General information
- Location: Saiwai, Kawasaki, Kanagawa Japan
- Operator: Japanese National Railways
- Line: Nambu Line

History
- Opened: 1927
- Closed: 1972

Location

= Kawasaki-Gashi Freight Terminal =

Kawasaki-Gashi Freight Terminal (川崎河岸駅, Kawasaki-gashi-eki) was a freight railway station of Japanese National Railways located in Saiwai-ku, Kawasaki, Kanagawa, Japan.
The freight terminal was the end of a 1.7-kilometer branchline of the Nambu Line from Yakō Station.

== History ==
For the opening of its first lines on March 9, 1927, Nambu Railway (as called until its nationalization in 1944) built two terminals in Kawasaki: Kawasaki Station for passengers and Kawasaki-Gashi Freight Terminal for freight. Kawasaki-Gashi Freight Terminal was built on the bank of the Tama River to provide connection between railway and water transport. It would have been economical if the freight terminal had been connected directly from Kawasaki Station, but the railway could not acquire lands for this route.

Initially Kawasaki-Gashi Freight Terminal mainly handled gravel as freight. The gravel was dug from riverbed of the upper Tama River, transported by train, transferred to barges or boats at this terminal, and shipped to consumers along the Tokyo Bay. For this purpose the terminal was equipped with a quay with funnels to drop bulk freight. Nearby industries including Kawasaki Plant of Tokyo Rope Mfg. also used the station.
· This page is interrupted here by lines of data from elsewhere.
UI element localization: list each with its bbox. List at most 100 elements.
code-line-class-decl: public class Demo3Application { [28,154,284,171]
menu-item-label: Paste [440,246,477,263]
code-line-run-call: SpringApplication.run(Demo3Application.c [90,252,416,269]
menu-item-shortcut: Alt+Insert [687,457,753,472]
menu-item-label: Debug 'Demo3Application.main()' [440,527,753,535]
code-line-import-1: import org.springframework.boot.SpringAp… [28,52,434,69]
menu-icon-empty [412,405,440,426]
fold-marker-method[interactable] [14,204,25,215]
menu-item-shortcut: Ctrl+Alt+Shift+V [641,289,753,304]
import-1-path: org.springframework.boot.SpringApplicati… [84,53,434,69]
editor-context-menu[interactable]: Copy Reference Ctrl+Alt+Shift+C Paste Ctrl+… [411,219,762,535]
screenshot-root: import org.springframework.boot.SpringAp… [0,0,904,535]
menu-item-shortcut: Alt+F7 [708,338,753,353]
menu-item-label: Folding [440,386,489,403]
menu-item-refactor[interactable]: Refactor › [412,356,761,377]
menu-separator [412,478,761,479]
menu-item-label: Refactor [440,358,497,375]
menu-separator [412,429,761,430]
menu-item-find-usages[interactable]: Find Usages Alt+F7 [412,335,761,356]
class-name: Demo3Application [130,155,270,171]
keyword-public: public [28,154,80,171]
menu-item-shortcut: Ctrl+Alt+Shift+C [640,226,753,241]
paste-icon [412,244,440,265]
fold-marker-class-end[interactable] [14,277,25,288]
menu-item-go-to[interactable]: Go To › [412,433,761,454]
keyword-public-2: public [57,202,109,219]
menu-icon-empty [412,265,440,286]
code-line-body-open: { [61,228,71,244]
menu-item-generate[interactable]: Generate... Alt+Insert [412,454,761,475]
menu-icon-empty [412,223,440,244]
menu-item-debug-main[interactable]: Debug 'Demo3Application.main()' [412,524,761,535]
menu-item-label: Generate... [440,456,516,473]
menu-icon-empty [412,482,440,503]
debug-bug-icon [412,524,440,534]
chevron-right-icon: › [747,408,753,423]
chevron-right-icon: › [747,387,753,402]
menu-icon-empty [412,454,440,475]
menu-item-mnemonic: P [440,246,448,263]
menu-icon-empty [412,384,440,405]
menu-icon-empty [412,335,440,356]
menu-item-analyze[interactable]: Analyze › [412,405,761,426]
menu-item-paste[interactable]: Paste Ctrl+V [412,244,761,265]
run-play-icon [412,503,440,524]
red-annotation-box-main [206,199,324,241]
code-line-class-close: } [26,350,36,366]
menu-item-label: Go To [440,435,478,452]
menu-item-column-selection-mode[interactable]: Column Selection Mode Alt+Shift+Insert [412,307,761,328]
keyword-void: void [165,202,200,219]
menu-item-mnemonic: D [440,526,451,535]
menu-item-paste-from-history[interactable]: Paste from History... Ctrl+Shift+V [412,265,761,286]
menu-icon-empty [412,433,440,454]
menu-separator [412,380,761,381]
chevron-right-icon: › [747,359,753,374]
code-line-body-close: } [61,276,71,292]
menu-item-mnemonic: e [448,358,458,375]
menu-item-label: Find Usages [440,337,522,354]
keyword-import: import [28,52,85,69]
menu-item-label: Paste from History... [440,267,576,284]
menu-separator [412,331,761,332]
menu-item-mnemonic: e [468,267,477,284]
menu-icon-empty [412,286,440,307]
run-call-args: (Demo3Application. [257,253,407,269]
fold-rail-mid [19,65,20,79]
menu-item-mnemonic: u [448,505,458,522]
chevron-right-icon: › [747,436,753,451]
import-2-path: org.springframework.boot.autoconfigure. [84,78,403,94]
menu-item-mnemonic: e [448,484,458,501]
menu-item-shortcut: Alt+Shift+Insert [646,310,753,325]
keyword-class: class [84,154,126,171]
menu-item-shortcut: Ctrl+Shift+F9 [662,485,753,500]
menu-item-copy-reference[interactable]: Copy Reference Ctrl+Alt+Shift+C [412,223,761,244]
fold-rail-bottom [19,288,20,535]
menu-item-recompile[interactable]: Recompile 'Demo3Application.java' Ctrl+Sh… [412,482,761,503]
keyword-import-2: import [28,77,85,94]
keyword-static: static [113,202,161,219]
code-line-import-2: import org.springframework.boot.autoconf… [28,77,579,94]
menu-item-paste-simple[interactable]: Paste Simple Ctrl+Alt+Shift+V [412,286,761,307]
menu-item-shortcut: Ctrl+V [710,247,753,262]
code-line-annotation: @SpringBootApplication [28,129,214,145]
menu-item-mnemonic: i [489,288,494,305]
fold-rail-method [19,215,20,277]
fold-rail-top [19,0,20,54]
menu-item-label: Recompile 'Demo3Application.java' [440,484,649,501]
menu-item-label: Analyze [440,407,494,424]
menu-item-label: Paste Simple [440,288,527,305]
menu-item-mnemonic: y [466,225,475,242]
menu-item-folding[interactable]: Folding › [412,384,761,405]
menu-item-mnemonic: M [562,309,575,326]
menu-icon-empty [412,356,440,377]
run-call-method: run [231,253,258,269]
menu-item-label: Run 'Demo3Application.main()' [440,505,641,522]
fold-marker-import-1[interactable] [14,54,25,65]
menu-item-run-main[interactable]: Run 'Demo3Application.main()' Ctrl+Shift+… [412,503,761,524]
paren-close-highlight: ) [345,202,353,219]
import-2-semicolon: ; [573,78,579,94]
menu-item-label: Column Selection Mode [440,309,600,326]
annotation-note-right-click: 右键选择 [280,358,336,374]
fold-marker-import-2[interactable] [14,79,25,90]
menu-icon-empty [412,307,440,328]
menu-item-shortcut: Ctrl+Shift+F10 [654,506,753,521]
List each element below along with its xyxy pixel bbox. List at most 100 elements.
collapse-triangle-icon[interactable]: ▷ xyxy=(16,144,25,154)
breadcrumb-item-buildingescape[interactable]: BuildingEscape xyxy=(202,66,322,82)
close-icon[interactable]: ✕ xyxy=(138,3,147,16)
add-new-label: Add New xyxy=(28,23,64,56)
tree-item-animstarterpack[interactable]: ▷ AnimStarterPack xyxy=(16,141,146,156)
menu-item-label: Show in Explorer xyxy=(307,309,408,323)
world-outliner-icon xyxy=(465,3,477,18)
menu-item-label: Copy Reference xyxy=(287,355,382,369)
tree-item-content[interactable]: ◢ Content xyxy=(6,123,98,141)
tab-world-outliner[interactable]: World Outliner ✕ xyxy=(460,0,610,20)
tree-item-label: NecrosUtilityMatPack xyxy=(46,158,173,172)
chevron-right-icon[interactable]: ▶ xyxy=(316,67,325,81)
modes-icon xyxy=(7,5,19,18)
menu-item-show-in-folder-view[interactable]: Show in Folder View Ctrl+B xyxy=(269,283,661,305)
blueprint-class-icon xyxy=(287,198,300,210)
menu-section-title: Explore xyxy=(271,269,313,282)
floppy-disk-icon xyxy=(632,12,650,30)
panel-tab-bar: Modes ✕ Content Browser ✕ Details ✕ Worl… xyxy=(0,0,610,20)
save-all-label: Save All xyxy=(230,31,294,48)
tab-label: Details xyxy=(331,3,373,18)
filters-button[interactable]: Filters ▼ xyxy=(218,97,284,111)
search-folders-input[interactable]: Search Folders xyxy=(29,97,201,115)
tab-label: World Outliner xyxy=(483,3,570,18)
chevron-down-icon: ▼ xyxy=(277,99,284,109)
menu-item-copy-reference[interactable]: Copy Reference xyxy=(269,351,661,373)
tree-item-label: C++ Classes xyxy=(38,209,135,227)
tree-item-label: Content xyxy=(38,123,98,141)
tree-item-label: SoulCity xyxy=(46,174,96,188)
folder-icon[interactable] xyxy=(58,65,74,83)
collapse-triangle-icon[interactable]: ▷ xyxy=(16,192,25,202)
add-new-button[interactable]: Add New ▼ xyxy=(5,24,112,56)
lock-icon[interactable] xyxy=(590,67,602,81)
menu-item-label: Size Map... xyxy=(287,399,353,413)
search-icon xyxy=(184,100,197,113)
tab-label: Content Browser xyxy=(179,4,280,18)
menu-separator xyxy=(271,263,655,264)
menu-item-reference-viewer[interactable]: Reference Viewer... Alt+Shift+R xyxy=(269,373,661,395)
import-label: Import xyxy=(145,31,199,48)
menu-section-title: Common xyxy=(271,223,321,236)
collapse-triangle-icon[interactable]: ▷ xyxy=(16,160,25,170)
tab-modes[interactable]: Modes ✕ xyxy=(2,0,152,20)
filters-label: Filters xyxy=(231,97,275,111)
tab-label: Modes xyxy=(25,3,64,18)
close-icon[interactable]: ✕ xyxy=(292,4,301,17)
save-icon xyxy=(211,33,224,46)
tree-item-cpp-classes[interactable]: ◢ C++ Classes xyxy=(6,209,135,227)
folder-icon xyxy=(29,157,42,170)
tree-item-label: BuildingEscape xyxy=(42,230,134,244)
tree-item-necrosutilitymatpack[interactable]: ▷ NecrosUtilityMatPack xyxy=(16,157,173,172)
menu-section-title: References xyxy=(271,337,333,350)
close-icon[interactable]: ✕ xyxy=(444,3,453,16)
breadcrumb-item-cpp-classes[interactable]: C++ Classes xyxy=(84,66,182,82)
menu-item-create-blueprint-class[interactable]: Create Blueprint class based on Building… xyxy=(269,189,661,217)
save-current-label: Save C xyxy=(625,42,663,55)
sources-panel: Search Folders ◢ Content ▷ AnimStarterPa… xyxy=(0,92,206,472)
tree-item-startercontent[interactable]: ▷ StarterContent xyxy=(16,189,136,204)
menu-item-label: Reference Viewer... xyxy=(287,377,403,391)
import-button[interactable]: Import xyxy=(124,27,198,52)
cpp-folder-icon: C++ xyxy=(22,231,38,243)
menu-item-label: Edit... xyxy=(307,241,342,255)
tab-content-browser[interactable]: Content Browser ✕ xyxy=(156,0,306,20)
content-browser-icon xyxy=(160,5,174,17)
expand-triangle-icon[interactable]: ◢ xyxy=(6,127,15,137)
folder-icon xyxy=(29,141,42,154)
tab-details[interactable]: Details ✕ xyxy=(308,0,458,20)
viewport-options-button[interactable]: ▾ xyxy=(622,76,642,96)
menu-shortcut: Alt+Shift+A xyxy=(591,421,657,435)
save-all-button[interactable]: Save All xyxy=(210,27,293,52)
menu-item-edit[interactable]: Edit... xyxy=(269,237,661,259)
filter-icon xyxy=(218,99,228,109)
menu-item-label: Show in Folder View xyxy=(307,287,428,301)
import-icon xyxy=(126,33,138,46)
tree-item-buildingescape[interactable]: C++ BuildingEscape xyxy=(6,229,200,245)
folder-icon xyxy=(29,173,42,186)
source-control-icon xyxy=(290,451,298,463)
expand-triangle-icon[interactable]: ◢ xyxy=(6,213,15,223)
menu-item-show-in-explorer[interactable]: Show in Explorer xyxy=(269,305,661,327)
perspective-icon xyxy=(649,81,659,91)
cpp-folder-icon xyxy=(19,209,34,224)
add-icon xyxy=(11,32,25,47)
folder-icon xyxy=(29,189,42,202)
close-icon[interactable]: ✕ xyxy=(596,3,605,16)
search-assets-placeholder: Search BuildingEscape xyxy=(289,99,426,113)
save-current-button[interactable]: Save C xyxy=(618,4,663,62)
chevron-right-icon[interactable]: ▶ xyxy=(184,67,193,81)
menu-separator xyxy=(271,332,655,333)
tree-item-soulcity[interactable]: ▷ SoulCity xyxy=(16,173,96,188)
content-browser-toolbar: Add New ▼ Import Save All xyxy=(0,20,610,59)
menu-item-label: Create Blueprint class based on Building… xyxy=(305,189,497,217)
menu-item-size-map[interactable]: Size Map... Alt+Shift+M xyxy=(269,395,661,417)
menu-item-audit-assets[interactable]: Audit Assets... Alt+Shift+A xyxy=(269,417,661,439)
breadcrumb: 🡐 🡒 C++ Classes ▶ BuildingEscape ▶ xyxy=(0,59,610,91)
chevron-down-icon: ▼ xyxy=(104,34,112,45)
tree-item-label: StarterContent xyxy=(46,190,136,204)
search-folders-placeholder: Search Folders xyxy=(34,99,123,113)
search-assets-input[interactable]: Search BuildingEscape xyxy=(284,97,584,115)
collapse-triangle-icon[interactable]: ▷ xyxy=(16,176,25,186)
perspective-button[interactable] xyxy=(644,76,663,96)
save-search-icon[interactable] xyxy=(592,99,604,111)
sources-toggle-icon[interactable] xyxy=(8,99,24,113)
During the World War Two, freight included military supplies.

Kawasaki-Gashi Freight Terminal was closed on May 25, 1972 following the decline of use resulted from expansion of rail and road network in the Tokyo Bay area, as well as the closure of the Tokyo Rope plant in 1969. The station might have been dormant from 1970 as some sources claim the closing in that year.

== Green belt ==
The site of the freight terminal and the branchline was converted to a green belt named Saiwai Ryokudō (さいわい緑道) in 1976. It provides recreational enjoyment for residents of housing complex on the Tokyo Rope plant site.